Присела на плетенку и наклонилась надо мной. И когда она наклонилась и сарафан на ее груди слегка отвис, я увидел, что под сарафаном нет лифчика, что знакомое милое пятнышко — вот оно, это пятнышко у моих глаз… Я притянул к себе пьяненькую, податливую Маринку и впился губами в теплую пружинящую грудь…
Маринка не сопротивлялась. Напротив, чтобы мне не тянуться, она слегка подсунулась под мою руку, под мое плечо. И это почти незаметное и, в сущности, так мало значащее движение ее тела оказалось в конце концов решающим, потому что после него я окончательно потерял власть над собой. Уже откуда-то, со дна затуманенного сознания, вспыхнула последней искоркой мысль: а ведь так и получилось — сам ты так и не сделал выбора, выбор за тебя сделали другие… Но то состояние восторга, какого я еще никогда не испытывал в жизни и какое только что познал, потушило и эту последнюю искорку…
Должно быть, и на этот раз заснул я очень поздно, потому что хоть и встал опять после всех, чувствовал себя разбитым, не отдохнувшим.
Холодный душ немного освежил меня. Я оделся и, не завтракая — есть не хотелось, вышел на улицу.

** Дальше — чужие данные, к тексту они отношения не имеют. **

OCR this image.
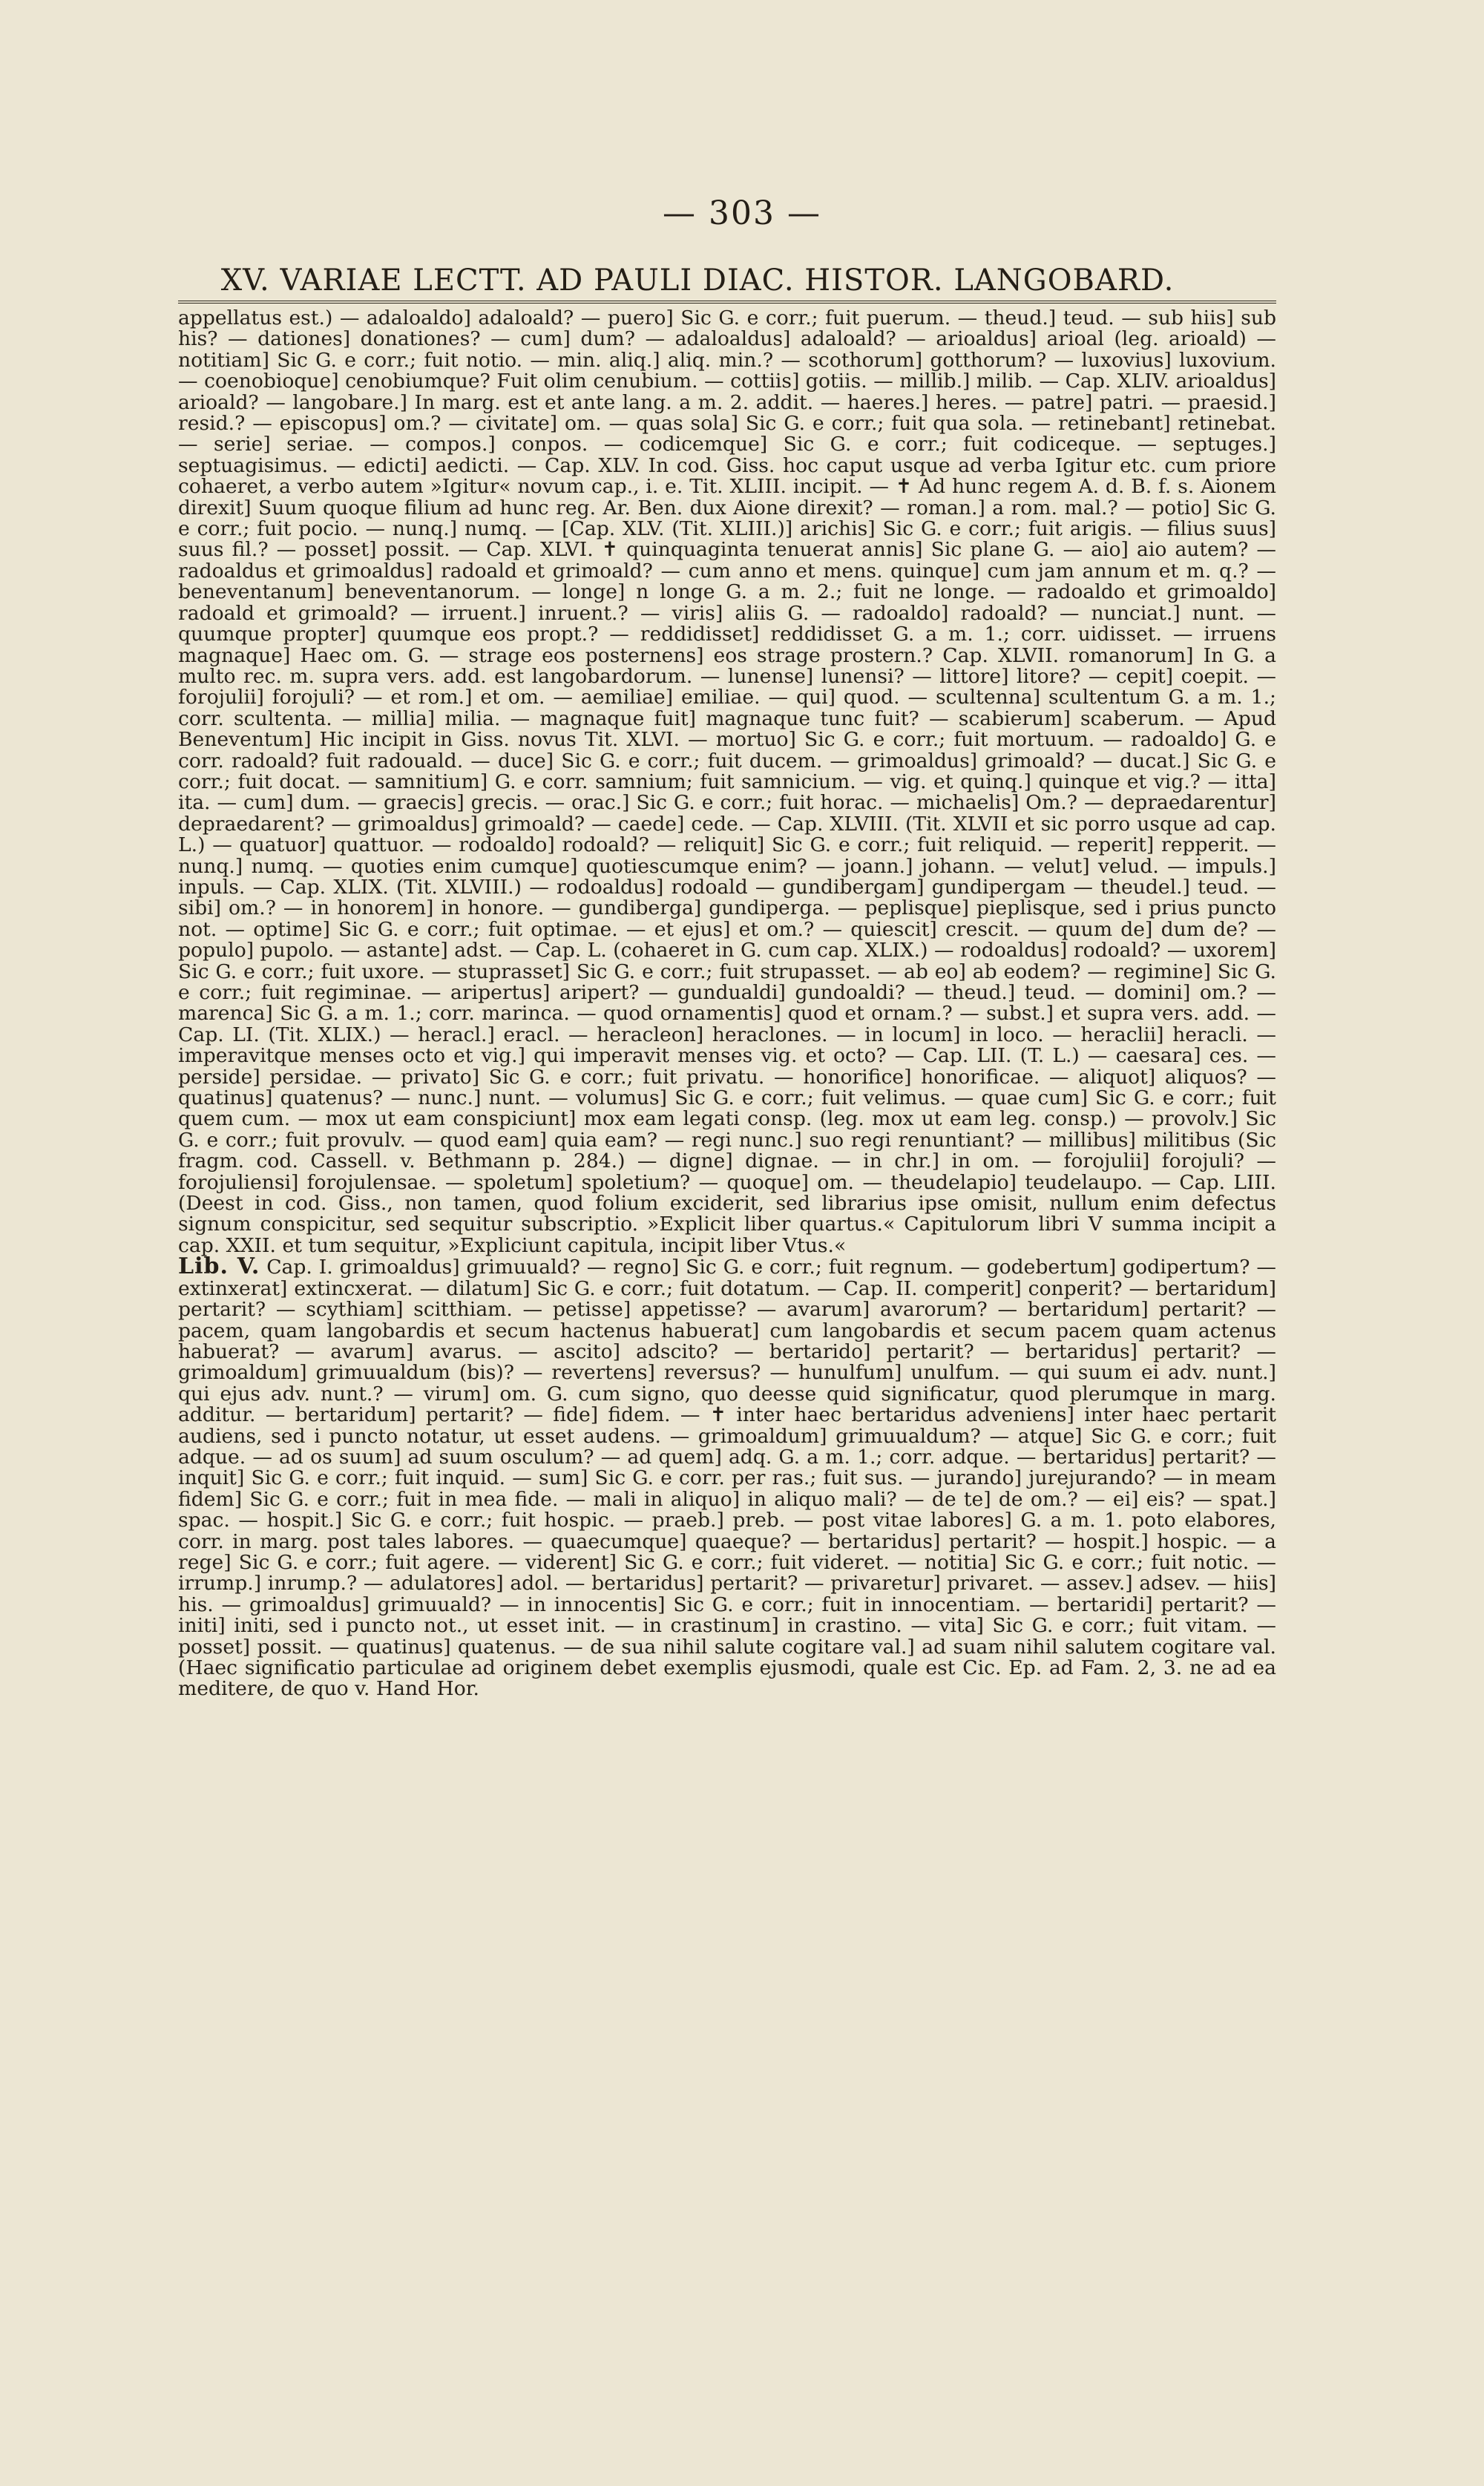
— 303 —
XV. VARIAE LECTT. AD PAULI DIAC. HISTOR. LANGOBARD.

appellatus est.) — adaloaldo] adaloald? — puero] Sic G. e corr.; fuit puerum. — theud.] teud. — sub hiis] sub his? — dationes] donationes? — cum] dum? — adaloaldus] adaloald? — arioaldus] arioal (leg. arioald) — notitiam] Sic G. e corr.; fuit notio. — min. aliq.] aliq. min.? — scothorum] gotthorum? — luxovius] luxovium. — coenobioque] cenobiumque? Fuit olim cenubium. — cottiis] gotiis. — millib.] milib. — Cap. XLIV. arioaldus] arioald? — langobare.] In marg. est et ante lang. a m. 2. addit. — haeres.] heres. — patre] patri. — praesid.] resid.? — episcopus] om.? — civitate] om. — quas sola] Sic G. e corr.; fuit qua sola. — retinebant] retinebat. — serie] seriae. — compos.] conpos. — codicemque] Sic G. e corr.; fuit codiceque. — septuges.] septuagisimus. — edicti] aedicti. — Cap. XLV. In cod. Giss. hoc caput usque ad verba Igitur etc. cum priore cohaeret, a verbo autem »Igitur« novum cap., i. e. Tit. XLIII. incipit. — ✝ Ad hunc regem A. d. B. f. s. Aionem direxit] Suum quoque filium ad hunc reg. Ar. Ben. dux Aione direxit? — roman.] a rom. mal.? — potio] Sic G. e corr.; fuit pocio. — nunq.] numq. — [Cap. XLV. (Tit. XLIII.)] arichis] Sic G. e corr.; fuit arigis. — filius suus] suus fil.? — posset] possit. — Cap. XLVI. ✝ quinquaginta tenuerat annis] Sic plane G. — aio] aio autem? — radoaldus et grimoaldus] radoald et grimoald? — cum anno et mens. quinque] cum jam annum et m. q.? — beneventanum] beneventanorum. — longe] n longe G. a m. 2.; fuit ne longe. — radoaldo et grimoaldo] radoald et grimoald? — irruent.] inruent.? — viris] aliis G. — radoaldo] radoald? — nunciat.] nunt. — quumque propter] quumque eos propt.? — reddidisset] reddidisset G. a m. 1.; corr. uidisset. — irruens magnaque] Haec om. G. — strage eos posternens] eos strage prostern.? Cap. XLVII. romanorum] In G. a multo rec. m. supra vers. add. est langobardorum. — lunense] lunensi? — littore] litore? — cepit] coepit. — forojulii] forojuli? — et rom.] et om. — aemiliae] emiliae. — qui] quod. — scultenna] scultentum G. a m. 1.; corr. scultenta. — millia] milia. — magnaque fuit] magnaque tunc fuit? — scabierum] scaberum. — Apud Beneventum] Hic incipit in Giss. novus Tit. XLVI. — mortuo] Sic G. e corr.; fuit mortuum. — radoaldo] G. e corr. radoald? fuit radouald. — duce] Sic G. e corr.; fuit ducem. — grimoaldus] grimoald? — ducat.] Sic G. e corr.; fuit docat. — samnitium] G. e corr. samnium; fuit samnicium. — vig. et quinq.] quinque et vig.? — itta] ita. — cum] dum. — graecis] grecis. — orac.] Sic G. e corr.; fuit horac. — michaelis] Om.? — depraedarentur] depraedarent? — grimoaldus] grimoald? — caede] cede. — Cap. XLVIII. (Tit. XLVII et sic porro usque ad cap. L.) — quatuor] quattuor. — rodoaldo] rodoald? — reliquit] Sic G. e corr.; fuit reliquid. — reperit] repperit. — nunq.] numq. — quoties enim cumque] quotiescumque enim? — joann.] johann. — velut] velud. — impuls.] inpuls. — Cap. XLIX. (Tit. XLVIII.) — rodoaldus] rodoald — gundibergam] gundipergam — theudel.] teud. — sibi] om.? — in honorem] in honore. — gundiberga] gundiperga. — peplisque] pieplisque, sed i prius puncto not. — optime] Sic G. e corr.; fuit optimae. — et ejus] et om.? — quiescit] crescit. — quum de] dum de? — populo] pupolo. — astante] adst. — Cap. L. (cohaeret in G. cum cap. XLIX.) — rodoaldus] rodoald? — uxorem] Sic G. e corr.; fuit uxore. — stuprasset] Sic G. e corr.; fuit strupasset. — ab eo] ab eodem? — regimine] Sic G. e corr.; fuit regiminae. — aripertus] aripert? — gundualdi] gundoaldi? — theud.] teud. — domini] om.? — marenca] Sic G. a m. 1.; corr. marinca. — quod ornamentis] quod et ornam.? — subst.] et supra vers. add. — Cap. LI. (Tit. XLIX.) — heracl.] eracl. — heracleon] heraclones. — in locum] in loco. — heraclii] heracli. — imperavitque menses octo et vig.] qui imperavit menses vig. et octo? — Cap. LII. (T. L.) — caesara] ces. — perside] persidae. — privato] Sic G. e corr.; fuit privatu. — honorifice] honorificae. — aliquot] aliquos? — quatinus] quatenus? — nunc.] nunt. — volumus] Sic G. e corr.; fuit velimus. — quae cum] Sic G. e corr.; fuit quem cum. — mox ut eam conspiciunt] mox eam legati consp. (leg. mox ut eam leg. consp.) — provolv.] Sic G. e corr.; fuit provulv. — quod eam] quia eam? — regi nunc.] suo regi renuntiant? — millibus] militibus (Sic fragm. cod. Cassell. v. Bethmann p. 284.) — digne] dignae. — in chr.] in om. — forojulii] forojuli? — forojuliensi] forojulensae. — spoletum] spoletium? — quoque] om. — theudelapio] teudelaupo. — Cap. LIII. (Deest in cod. Giss., non tamen, quod folium exciderit, sed librarius ipse omisit, nullum enim defectus signum conspicitur, sed sequitur subscriptio. »Explicit liber quartus.« Capitulorum libri V summa incipit a cap. XXII. et tum sequitur, »Expliciunt capitula, incipit liber Vtus.«

Lib. V. Cap. I. grimoaldus] grimuuald? — regno] Sic G. e corr.; fuit regnum. — godebertum] godipertum? — extinxerat] extincxerat. — dilatum] Sic G. e corr.; fuit dotatum. — Cap. II. comperit] conperit? — bertaridum] pertarit? — scythiam] scitthiam. — petisse] appetisse? — avarum] avarorum? — bertaridum] pertarit? — pacem, quam langobardis et secum hactenus habuerat] cum langobardis et secum pacem quam actenus habuerat? — avarum] avarus. — ascito] adscito? — bertarido] pertarit? — bertaridus] pertarit? — grimoaldum] grimuualdum (bis)? — revertens] reversus? — hunulfum] unulfum. — qui suum ei adv. nunt.] qui ejus adv. nunt.? — virum] om. G. cum signo, quo deesse quid significatur, quod plerumque in marg. additur. — bertaridum] pertarit? — fide] fidem. — ✝ inter haec bertaridus adveniens] inter haec pertarit audiens, sed i puncto notatur, ut esset audens. — grimoaldum] grimuualdum? — atque] Sic G. e corr.; fuit adque. — ad os suum] ad suum osculum? — ad quem] adq. G. a m. 1.; corr. adque. — bertaridus] pertarit? — inquit] Sic G. e corr.; fuit inquid. — sum] Sic G. e corr. per ras.; fuit sus. — jurando] jurejurando? — in meam fidem] Sic G. e corr.; fuit in mea fide. — mali in aliquo] in aliquo mali? — de te] de om.? — ei] eis? — spat.] spac. — hospit.] Sic G. e corr.; fuit hospic. — praeb.] preb. — post vitae labores] G. a m. 1. poto elabores, corr. in marg. post tales labores. — quaecumque] quaeque? — bertaridus] pertarit? — hospit.] hospic. — a rege] Sic G. e corr.; fuit agere. — viderent] Sic G. e corr.; fuit videret. — notitia] Sic G. e corr.; fuit notic. — irrump.] inrump.? — adulatores] adol. — bertaridus] pertarit? — privaretur] privaret. — assev.] adsev. — hiis] his. — grimoaldus] grimuuald? — in innocentis] Sic G. e corr.; fuit in innocentiam. — bertaridi] pertarit? — initi] initi, sed i puncto not., ut esset init. — in crastinum] in crastino. — vita] Sic G. e corr.; fuit vitam. — posset] possit. — quatinus] quatenus. — de sua nihil salute cogitare val.] ad suam nihil salutem cogitare val. (Haec significatio particulae ad originem debet exemplis ejusmodi, quale est Cic. Ep. ad Fam. 2, 3. ne ad ea meditere, de quo v. Hand Hor.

Солнце уже было высоко. Над городом висела голубоватая дымка, смягчая его резкие очертания, и то ли от этого, то ли от того, что город сейчас виделся на фоне зеленой тайги, он не показался мне таким унылым, как накануне. Да и потом, наверное, еще рано с него много «спрашивать»: ведь любой поселок, даже получив наименование города, еще долгое время продолжает оставаться тем же, чем и был до этого — обыкновенным большим поселком. Так что, как говорится, еще не поздно. Если с умом взяться за дело, можно прекрасный город построить.
Я вышел на край поселка, которым он примыкал к тайге.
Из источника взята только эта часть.